# NAS : Serveur iTunes + HDMI



## Lhou (14 Avril 2011)

Bonjour à tous,

je souhaite connecter un NAS à mon ampli Audio/Video par HDMI (le NAS serait également sur mon réseau local) et y installer un serveur iTunes.

Je veux pouvoir jouer musique/video depuis mon NAS sans avoir a allumer aucun ordi.
Je voulais piloter le serveur iTunes depuis mon iPAD avec l'application Remote.

Est-ce que tout cela est possible ?
Si oui quel modèle de NAS permet de faire cela ? (Synologie ?)


Merci d'avance,
Lhou


----------



## olaf1966 (15 Avril 2011)

Les NAS utilisent un port Ethernet en général, je n'en connais pas qui utilise un port HDMI.


----------



## stéphane33 (15 Avril 2011)

Bonsoir,
Les NAS "Synology" (sans vouloir faire de pub, c'est celui que j'utilise) fonctionnent avec des applications (DS Audio, DS Photo,etc.) qui te permettent un accès direct à tes médias audio par exemple depuis un iPad ou iPhone.
Je ne sais pas si ma configuration peut t'éclairer:

Sur le même réseau :
iMac pour l'ordinateur principal
NAS Synology 110j (ethernet)
Apple TV 2ème génération (sortie optique/numérique vers convertisseur numérique/hdmi vers TV)
Convertisseur numérique (sur lequel est donc branché l'Apple TV pour l'audio: le convertisseur permet de convertir le signal numérique de l'Apple TV vers un Ampli analogique : il existe aussi des amplis avec des entrées optiques numériques pas besoin de convertisseur dans ce cas là)
Chaine Haute Fidélité
TV Reliée au réseau (DLNA)

Avec cette configuration, je peux obtenir un son de qualité vers ma chaine HiFi par l'intermédiaire de l'Apple TV qui me sert ainsi de passerelle audio et video.

Ainsi, lorsque je veux écouter une liste de lecture depuis mon ipad (ou iPhone) en utilisant donc dans ton cas de figure l'application "DS Audio" (qui te permet un accès au contenu iTunes de ton NAS Synology), je peux ainsi (sans allumer la TV) écouter de la musique grâce à la sortie optique de l'Apple TV qui est reliée à un convertisseur numérique qui lui est branché aux entrées RCA de mon ampli audio.

Pour la vidéo :
Mon NAS Synology (110J) utilise le DLNA.
J'accède aux vidéos directement depuis ma TV (celle-ci étant reliée par ethernet à mon réseau et donc reliée au NAS)
La musique est donc aussi accessible de cette manière.

Pour ta configuration :
Il te faut une TV (de bonne qualité) reliée au réseau par DLNA
Ainsi tu peux récupérer la sortie audio de celle ci vers ton ampli.
Ou bien :
Faire l'acquisition de l'Apple TV qui possède une sortie HDMI
Dans le serveur "Synology" des dossiers spécifiques à la musique et à la vidéo sont par défaut créés.

Au début, j'étais un peu perdu par rapport à l'utilisation du serveur mais doucement j'apprends à l'utiliser et découvre sans cesse de nouvelles fonctionnalités et les forums sont très enrichissants : accès aux fichiers à distance, serveur FTP, etc...

Cordialement


----------



## Lhou (20 Avril 2011)

Merci Stéphane !

Je crois que cela répond en grande partie à mes questions.

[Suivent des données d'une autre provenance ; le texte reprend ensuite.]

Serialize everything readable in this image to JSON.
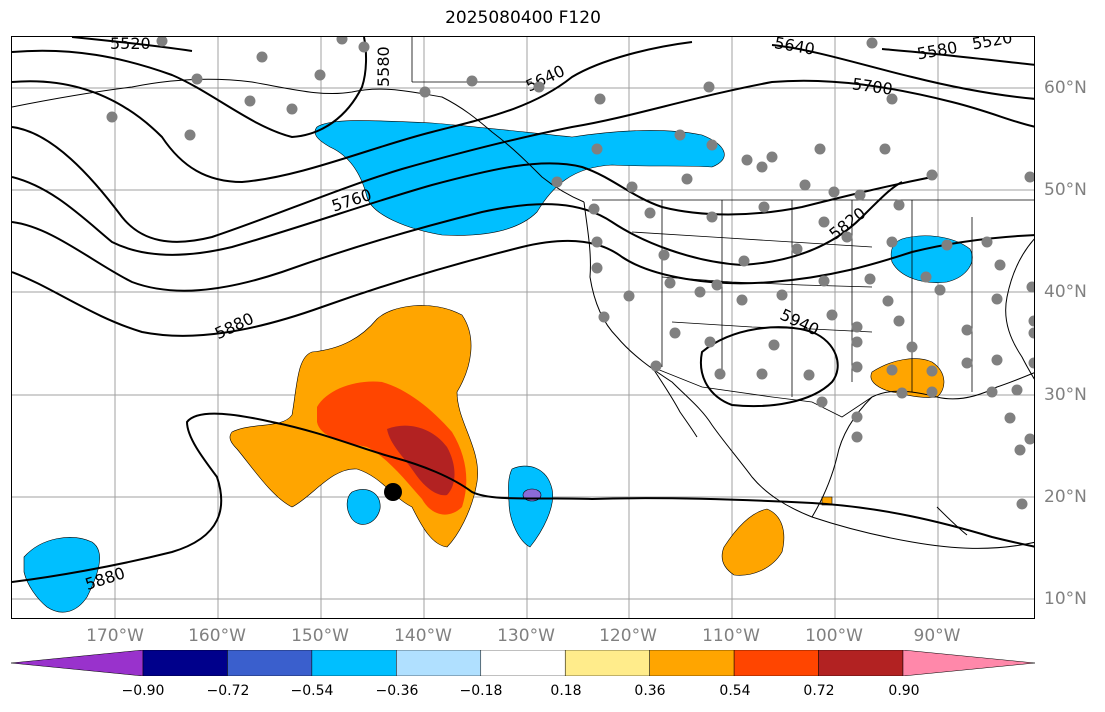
{
  "title": "2025080400 F120",
  "lon_labels": [
    "170°W",
    "160°W",
    "150°W",
    "140°W",
    "130°W",
    "120°W",
    "110°W",
    "100°W",
    "90°W"
  ],
  "lat_labels": [
    "60°N",
    "50°N",
    "40°N",
    "30°N",
    "20°N",
    "10°N"
  ],
  "contour_labels": [
    "5520",
    "5580",
    "5640",
    "5640",
    "5700",
    "5580",
    "5520",
    "5760",
    "5820",
    "5880",
    "5940",
    "5880"
  ],
  "colorbar": {
    "labels": [
      "−0.90",
      "−0.72",
      "−0.54",
      "−0.36",
      "−0.18",
      "0.18",
      "0.36",
      "0.54",
      "0.72",
      "0.90"
    ],
    "colors": [
      "#9932cc",
      "#00008b",
      "#3a5fcd",
      "#00bfff",
      "#b0e0ff",
      "#ffffff",
      "#ffec8b",
      "#ffa500",
      "#ff4500",
      "#b22222",
      "#ff88aa"
    ]
  },
  "map_colors": {
    "negative_fill": "#00bfff",
    "negative_core": "#8b6cd8",
    "positive_fill": "#ffa500",
    "positive_mid": "#ff4500",
    "positive_core": "#b22222",
    "station_marker": "#808080",
    "highlight_marker": "#000000",
    "grid": "#a0a0a0"
  }
}
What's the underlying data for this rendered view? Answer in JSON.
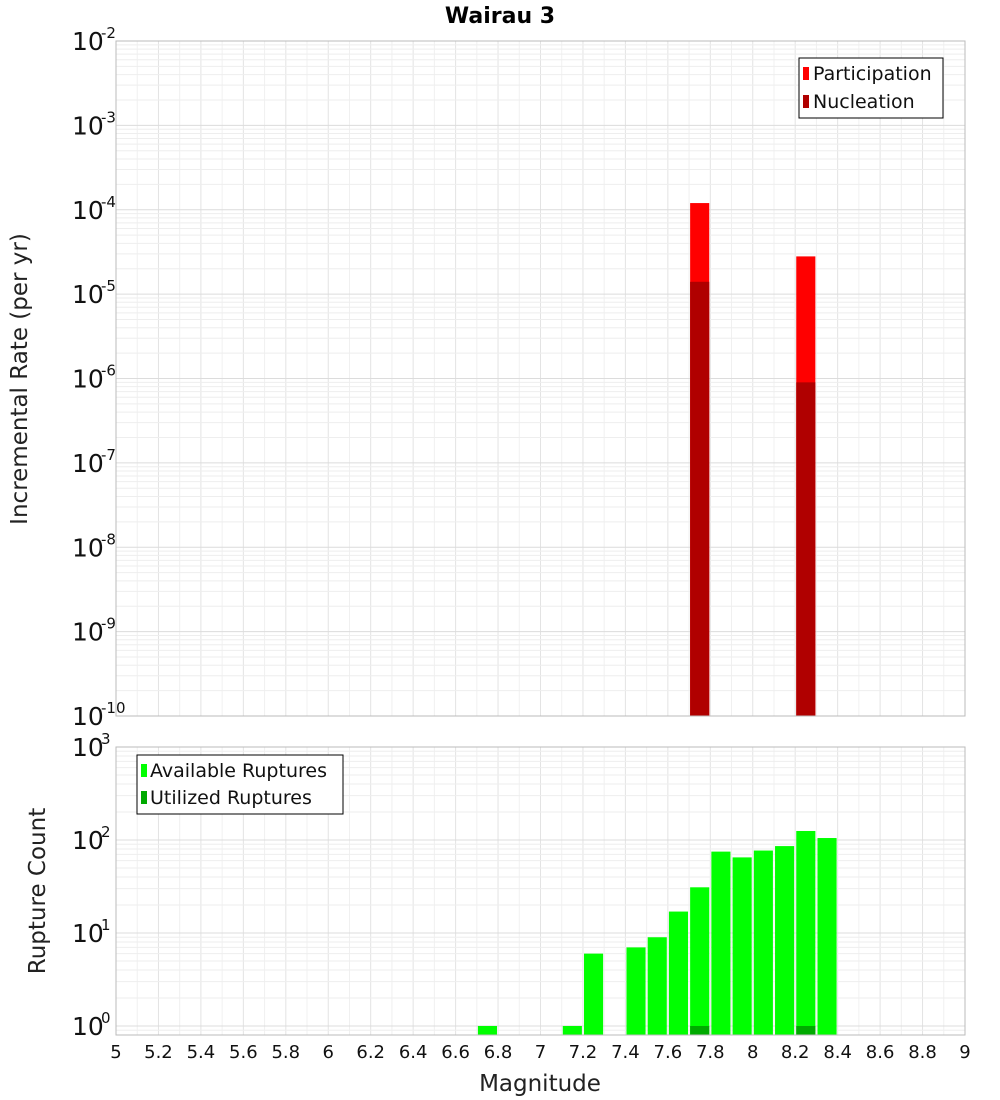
{
  "chart_data": [
    {
      "type": "bar",
      "title": "Wairau 3",
      "ylabel": "Incremental Rate (per yr)",
      "xlabel": "",
      "xlim": [
        5,
        9
      ],
      "ylim": [
        1e-10,
        0.01
      ],
      "yscale": "log",
      "grid": true,
      "legend_position": "top-right",
      "y_ticks": [
        {
          "base": "10",
          "exp": "-10",
          "value": 1e-10
        },
        {
          "base": "10",
          "exp": "-9",
          "value": 1e-09
        },
        {
          "base": "10",
          "exp": "-8",
          "value": 1e-08
        },
        {
          "base": "10",
          "exp": "-7",
          "value": 1e-07
        },
        {
          "base": "10",
          "exp": "-6",
          "value": 1e-06
        },
        {
          "base": "10",
          "exp": "-5",
          "value": 1e-05
        },
        {
          "base": "10",
          "exp": "-4",
          "value": 0.0001
        },
        {
          "base": "10",
          "exp": "-3",
          "value": 0.001
        },
        {
          "base": "10",
          "exp": "-2",
          "value": 0.01
        }
      ],
      "series": [
        {
          "name": "Participation",
          "color": "#ff0000",
          "x": [
            7.75,
            8.25
          ],
          "values": [
            0.00012,
            2.8e-05
          ]
        },
        {
          "name": "Nucleation",
          "color": "#b00000",
          "x": [
            7.75,
            8.25
          ],
          "values": [
            1.4e-05,
            9e-07
          ]
        }
      ]
    },
    {
      "type": "bar",
      "title": "",
      "ylabel": "Rupture Count",
      "xlabel": "Magnitude",
      "xlim": [
        5,
        9
      ],
      "ylim": [
        0.8,
        1000
      ],
      "yscale": "log",
      "grid": true,
      "legend_position": "top-left",
      "x_ticks": [
        "5",
        "5.2",
        "5.4",
        "5.6",
        "5.8",
        "6",
        "6.2",
        "6.4",
        "6.6",
        "6.8",
        "7",
        "7.2",
        "7.4",
        "7.6",
        "7.8",
        "8",
        "8.2",
        "8.4",
        "8.6",
        "8.8",
        "9"
      ],
      "y_ticks": [
        {
          "base": "10",
          "exp": "0",
          "value": 1
        },
        {
          "base": "10",
          "exp": "1",
          "value": 10
        },
        {
          "base": "10",
          "exp": "2",
          "value": 100
        },
        {
          "base": "10",
          "exp": "3",
          "value": 1000
        }
      ],
      "series": [
        {
          "name": "Available Ruptures",
          "color": "#00ff00",
          "x": [
            6.75,
            7.15,
            7.25,
            7.45,
            7.55,
            7.65,
            7.75,
            7.85,
            7.95,
            8.05,
            8.15,
            8.25,
            8.35
          ],
          "values": [
            1,
            1,
            6,
            7,
            9,
            17,
            31,
            75,
            65,
            77,
            86,
            125,
            105
          ]
        },
        {
          "name": "Utilized Ruptures",
          "color": "#00aa00",
          "x": [
            7.75,
            8.25
          ],
          "values": [
            1,
            1
          ]
        }
      ]
    }
  ]
}
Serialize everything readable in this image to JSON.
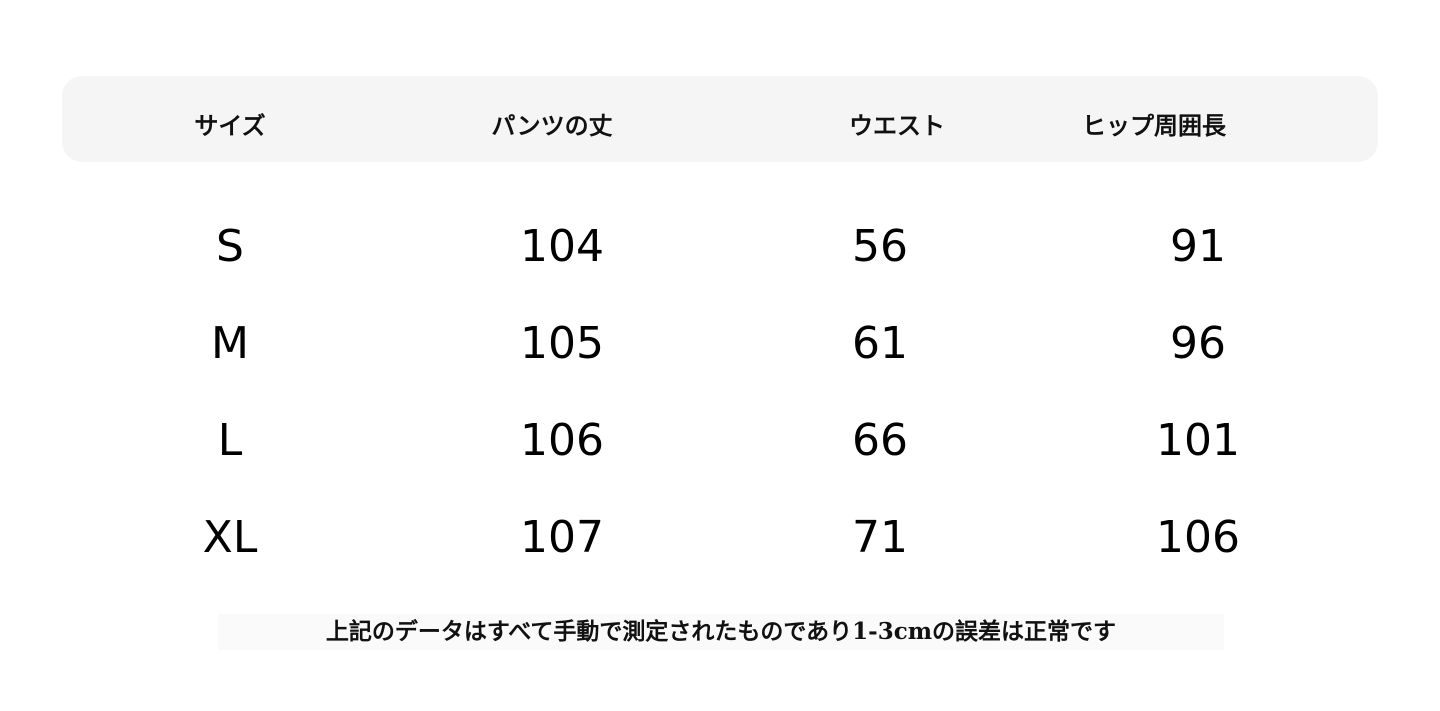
{
  "table": {
    "headers": [
      "サイズ",
      "パンツの丈",
      "ウエスト",
      "ヒップ周囲長"
    ],
    "rows": [
      [
        "S",
        "104",
        "56",
        "91"
      ],
      [
        "M",
        "105",
        "61",
        "96"
      ],
      [
        "L",
        "106",
        "66",
        "101"
      ],
      [
        "XL",
        "107",
        "71",
        "106"
      ]
    ]
  },
  "footer": "上記のデータはすべて手動で測定されたものであり1-3cmの誤差は正常です"
}
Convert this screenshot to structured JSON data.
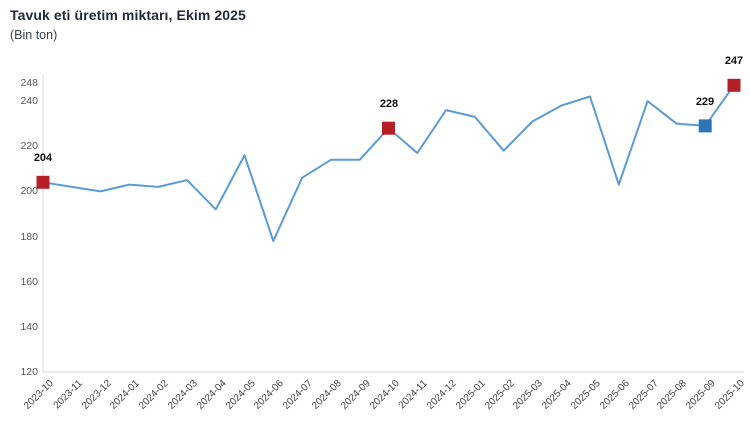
{
  "title": "Tavuk eti üretim miktarı, Ekim 2025",
  "subtitle": "(Bin ton)",
  "colors": {
    "line": "#5b9bd5",
    "highlight_red": "#b42025",
    "highlight_blue": "#2e75b6",
    "axis_line": "#d9d9d9",
    "tick_text": "#555555",
    "title_text": "#1f2937"
  },
  "chart_data": {
    "type": "line",
    "x": [
      "2023-10",
      "2023-11",
      "2023-12",
      "2024-01",
      "2024-02",
      "2024-03",
      "2024-04",
      "2024-05",
      "2024-06",
      "2024-07",
      "2024-08",
      "2024-09",
      "2024-10",
      "2024-11",
      "2024-12",
      "2025-01",
      "2025-02",
      "2025-03",
      "2025-04",
      "2025-05",
      "2025-06",
      "2025-07",
      "2025-08",
      "2025-09",
      "2025-10"
    ],
    "values": [
      204,
      202,
      200,
      203,
      202,
      205,
      192,
      216,
      178,
      206,
      214,
      214,
      228,
      217,
      236,
      233,
      218,
      231,
      238,
      242,
      203,
      240,
      230,
      229,
      247
    ],
    "title": "Tavuk eti üretim miktarı, Ekim 2025",
    "subtitle": "(Bin ton)",
    "xlabel": "",
    "ylabel": "",
    "ylim": [
      120,
      248
    ],
    "yticks": [
      120,
      140,
      160,
      180,
      200,
      220,
      240,
      248
    ],
    "grid": false,
    "legend": "none",
    "highlight_points": [
      {
        "x": "2023-10",
        "value": 204,
        "label": "204",
        "color": "#b42025"
      },
      {
        "x": "2024-10",
        "value": 228,
        "label": "228",
        "color": "#b42025"
      },
      {
        "x": "2025-09",
        "value": 229,
        "label": "229",
        "color": "#2e75b6"
      },
      {
        "x": "2025-10",
        "value": 247,
        "label": "247",
        "color": "#b42025"
      }
    ]
  }
}
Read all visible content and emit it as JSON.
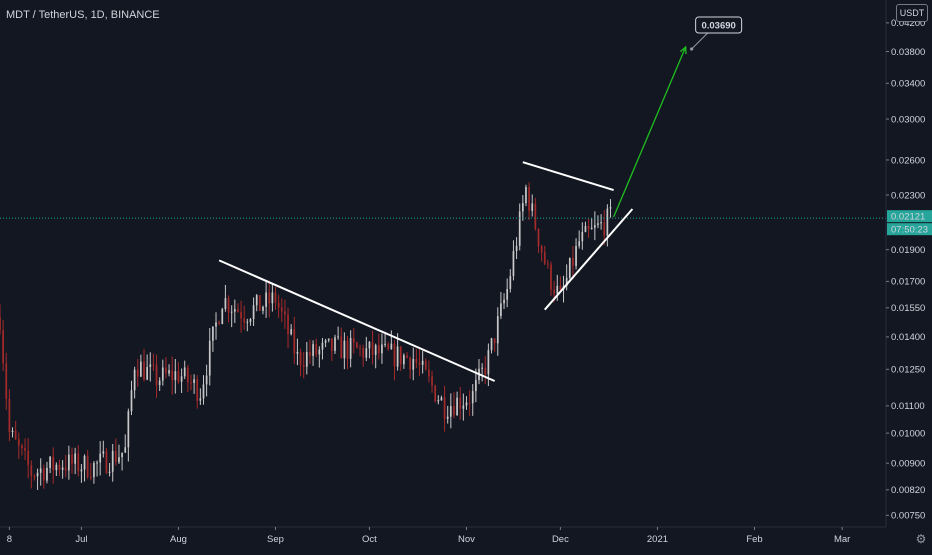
{
  "header": {
    "title": "MDT / TetherUS, 1D, BINANCE"
  },
  "price_axis": {
    "currency_button": "USDT"
  },
  "last_price": {
    "value": "0.02121",
    "countdown": "07:50:23",
    "color": "#26a69a"
  },
  "annotation": {
    "target_label": "0.03690"
  },
  "colors": {
    "background": "#131722",
    "up_candle": "#c8c8c8",
    "down_candle": "#a52a2a",
    "trend_lines": "#ffffff",
    "projection_arrow": "#1fbf1f"
  },
  "chart_data": {
    "type": "candlestick",
    "title": "MDT / TetherUS, 1D, BINANCE",
    "y_scale": "log",
    "ylim": [
      0.0072,
      0.0455
    ],
    "y_ticks": [
      "0.04200",
      "0.03800",
      "0.03400",
      "0.03000",
      "0.02600",
      "0.02300",
      "0.01900",
      "0.01700",
      "0.01550",
      "0.01400",
      "0.01250",
      "0.01100",
      "0.01000",
      "0.00900",
      "0.00820",
      "0.00750"
    ],
    "x_ticks": [
      "8",
      "Jul",
      "Aug",
      "Sep",
      "Oct",
      "Nov",
      "Dec",
      "2021",
      "Feb",
      "Mar"
    ],
    "x_range": [
      "2020-06-05",
      "2021-03-15"
    ],
    "anchors": [
      {
        "date": "2020-06-05",
        "close": 0.015
      },
      {
        "date": "2020-06-08",
        "close": 0.01
      },
      {
        "date": "2020-06-15",
        "close": 0.0087
      },
      {
        "date": "2020-06-25",
        "close": 0.009
      },
      {
        "date": "2020-07-05",
        "close": 0.0089
      },
      {
        "date": "2020-07-15",
        "close": 0.0094
      },
      {
        "date": "2020-07-18",
        "close": 0.0128
      },
      {
        "date": "2020-07-25",
        "close": 0.0121
      },
      {
        "date": "2020-08-01",
        "close": 0.0123
      },
      {
        "date": "2020-08-08",
        "close": 0.0116
      },
      {
        "date": "2020-08-15",
        "close": 0.016
      },
      {
        "date": "2020-08-22",
        "close": 0.0152
      },
      {
        "date": "2020-09-01",
        "close": 0.016
      },
      {
        "date": "2020-09-08",
        "close": 0.013
      },
      {
        "date": "2020-09-20",
        "close": 0.0135
      },
      {
        "date": "2020-10-05",
        "close": 0.0132
      },
      {
        "date": "2020-10-15",
        "close": 0.013
      },
      {
        "date": "2020-10-25",
        "close": 0.011
      },
      {
        "date": "2020-11-03",
        "close": 0.0114
      },
      {
        "date": "2020-11-08",
        "close": 0.013
      },
      {
        "date": "2020-11-14",
        "close": 0.0165
      },
      {
        "date": "2020-11-20",
        "close": 0.0235
      },
      {
        "date": "2020-11-27",
        "close": 0.0175
      },
      {
        "date": "2020-12-01",
        "close": 0.016
      },
      {
        "date": "2020-12-07",
        "close": 0.0195
      },
      {
        "date": "2020-12-13",
        "close": 0.0205
      },
      {
        "date": "2020-12-17",
        "close": 0.02121
      }
    ],
    "trend_lines": [
      {
        "name": "descending-resistance",
        "from": {
          "date": "2020-08-14",
          "price": 0.0183
        },
        "to": {
          "date": "2020-11-10",
          "price": 0.012
        }
      },
      {
        "name": "triangle-upper",
        "from": {
          "date": "2020-11-19",
          "price": 0.0258
        },
        "to": {
          "date": "2020-12-18",
          "price": 0.0234
        }
      },
      {
        "name": "triangle-lower",
        "from": {
          "date": "2020-11-26",
          "price": 0.0154
        },
        "to": {
          "date": "2020-12-24",
          "price": 0.0219
        }
      }
    ],
    "projection": {
      "from": {
        "date": "2020-12-18",
        "price": 0.0213
      },
      "to": {
        "date": "2021-01-10",
        "price": 0.0386
      },
      "label": "0.03690"
    },
    "last_price_line": 0.02121
  }
}
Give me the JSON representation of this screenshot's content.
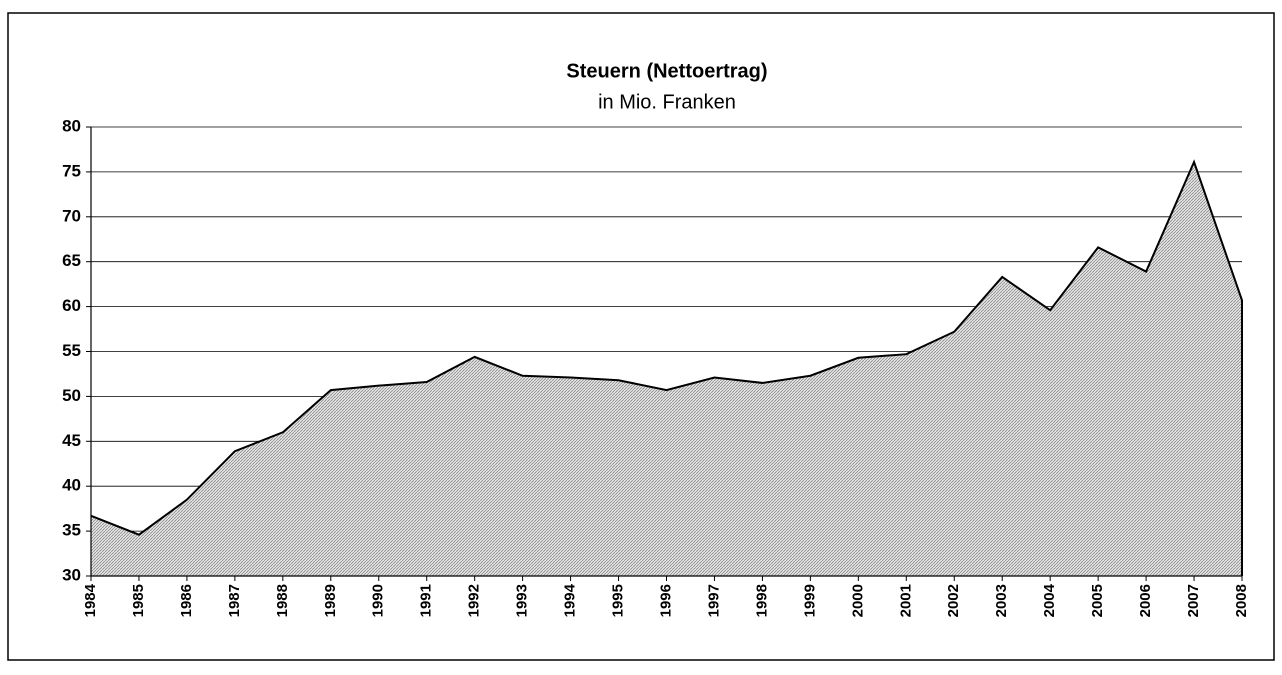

En fait, je n'ai pas de télé 
J'ai un amphi Andio-Video + Videoproj... alors je veux pas utiliser le videoproj pour Piloter.

je veux balancer le flux audio/video via HDMI... et là, je crois comprendre qu'il n'y a pas de NAS qui fait cela... il faut un boitier style AppleTV... bon, ça fait un objet de plus dans mon environnement déjà plein de câbles 

J'avais pas repérer DS Audio... ça à l'air cool. Est-ce qu'on peut vraiment parcourir sa collection de CD avec Jaquettes et tout ? Comment cela se passe pour placer de la musique sur le serveur depuis un PC ? (aie, j'ai un iPAS, mais pas de MAc !).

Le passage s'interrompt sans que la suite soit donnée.